Не притрагиваясь к портфелю, Тура спросил:
— Что за человек?
— Совершенно неизвестный, — искренне-горячо сказал Рахимов.
— Занятно, — хмыкнул Тура. — А почему он поручил именно вам?
— Трудно сказать, — пожал плечами Рахимов. — Людские мотивы трудно понять. Может быть, слыхал, что я тоже юрист? Закончил юрфак. А может, ему известна моя репутация — безупречного человека… Я не прошу, чтобы мне верили. Мерило ума — здравый смысл. И умный враг лучше глупого друга. Я не знаю, что в портфеле. Может, там лежит книга, «Кабуснаме», например. Мудрая книга. Из нее многое можно почерпнуть. А может, деньги. Тысяч пятьдесят. А? Вполне приличная сумма…
Тура с интересом посмотрел на него:
— Слушайте, Рахимов, а если я вызову дежурного?
Рахимов сердечно улыбался:
— Я буду счастлив познакомиться с этим достойным человеком и чистосердечно повторить то же самое.

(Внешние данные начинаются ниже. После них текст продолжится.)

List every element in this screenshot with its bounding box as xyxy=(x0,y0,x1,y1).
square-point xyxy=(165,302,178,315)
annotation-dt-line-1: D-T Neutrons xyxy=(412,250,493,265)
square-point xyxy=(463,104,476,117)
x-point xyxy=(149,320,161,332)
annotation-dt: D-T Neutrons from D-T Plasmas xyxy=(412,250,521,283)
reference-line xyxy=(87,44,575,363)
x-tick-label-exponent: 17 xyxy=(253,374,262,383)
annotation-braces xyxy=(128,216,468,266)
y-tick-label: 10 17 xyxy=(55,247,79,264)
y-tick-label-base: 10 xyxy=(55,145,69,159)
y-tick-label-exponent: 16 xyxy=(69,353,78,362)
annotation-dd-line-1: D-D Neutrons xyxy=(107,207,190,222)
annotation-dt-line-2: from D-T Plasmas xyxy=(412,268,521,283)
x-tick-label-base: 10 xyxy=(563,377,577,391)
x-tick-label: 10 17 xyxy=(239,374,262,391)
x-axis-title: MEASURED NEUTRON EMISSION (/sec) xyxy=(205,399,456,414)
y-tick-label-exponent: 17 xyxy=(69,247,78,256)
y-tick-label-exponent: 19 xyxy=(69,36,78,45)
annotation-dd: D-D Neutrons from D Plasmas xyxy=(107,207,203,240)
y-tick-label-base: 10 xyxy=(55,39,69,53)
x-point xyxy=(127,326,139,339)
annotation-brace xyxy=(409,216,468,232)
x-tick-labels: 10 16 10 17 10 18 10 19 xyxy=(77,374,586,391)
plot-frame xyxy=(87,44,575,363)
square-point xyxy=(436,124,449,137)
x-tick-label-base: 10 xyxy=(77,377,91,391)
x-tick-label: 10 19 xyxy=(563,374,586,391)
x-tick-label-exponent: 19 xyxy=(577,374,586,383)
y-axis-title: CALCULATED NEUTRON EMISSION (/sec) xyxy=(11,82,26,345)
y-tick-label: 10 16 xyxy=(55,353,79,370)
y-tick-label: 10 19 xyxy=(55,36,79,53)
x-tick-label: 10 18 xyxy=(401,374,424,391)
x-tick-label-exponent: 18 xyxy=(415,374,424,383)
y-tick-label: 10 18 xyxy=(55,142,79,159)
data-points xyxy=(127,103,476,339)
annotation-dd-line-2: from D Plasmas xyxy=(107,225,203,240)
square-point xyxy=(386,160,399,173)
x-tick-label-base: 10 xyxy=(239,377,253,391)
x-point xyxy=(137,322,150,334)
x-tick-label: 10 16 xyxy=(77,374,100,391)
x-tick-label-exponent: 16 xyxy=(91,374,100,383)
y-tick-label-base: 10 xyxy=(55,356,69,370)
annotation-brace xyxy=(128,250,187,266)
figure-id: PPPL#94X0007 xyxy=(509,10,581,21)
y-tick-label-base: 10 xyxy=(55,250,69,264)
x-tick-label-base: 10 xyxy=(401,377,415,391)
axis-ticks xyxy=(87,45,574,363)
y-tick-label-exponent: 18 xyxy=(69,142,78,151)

— В этом портфеле взятка, — устало сказал Тура. — Деньги за то, чтобы я молчал!
Рахимов засмеялся:
— Ошибаетесь! Вы же юрист, сами понимаете, что вы больше не должностное лицо, а подарок частным лицам не является взяткой. Потом разберетесь. Всегда существует два выхода… Мне это тоже известно.
— Пока мы живы.
— А прожитая жизнь — как выпущенная стрела…
Тура посмотрел на часы:
— Разговор закончен.
— Отказываетесь?
Сколько раз за эти дни Хапматову задавали этот вопрос.
— Да! Разговор окончен. Ваше счастье, Рахимов, что у меня сейчас нет времени заниматься доказыванием юридических тонкостей вашего подарка. Берите портфель и уходите…
Рахимов беззаботно-весело смеялся:
— Я бы, как правовед, добавил — нет времени и возможности… Но это сейчас неважно. Кстати, если хотите, я могу передать привет вашей жене и Улугбеку. Одна моя знакомая живет с ними рядом — микрорайон Юнус Абад, квартал 6. В Ташкенте… Всего вам доброго… Рад был вас повидать…
Захлопнулась дверь.
В сердце Туры входил непереносимый ужас.
Из газет:
Пьедестал славыВ девятый день Олимпиады-80 на верхнюю ступеньку поднялись:
Команда ГДР. Гребля академическая. Мужчины. Четверка распашная с рулевым.
Команда ГДР. Гребля академическая. Мужчины. Двойка парная.
Команда ГДР. Гребля академическая. Мужчины. Двойка распашная без рулевого.
Команда ГДР. Гребля академическая. Мужчины. Двойка распашная с рулевым.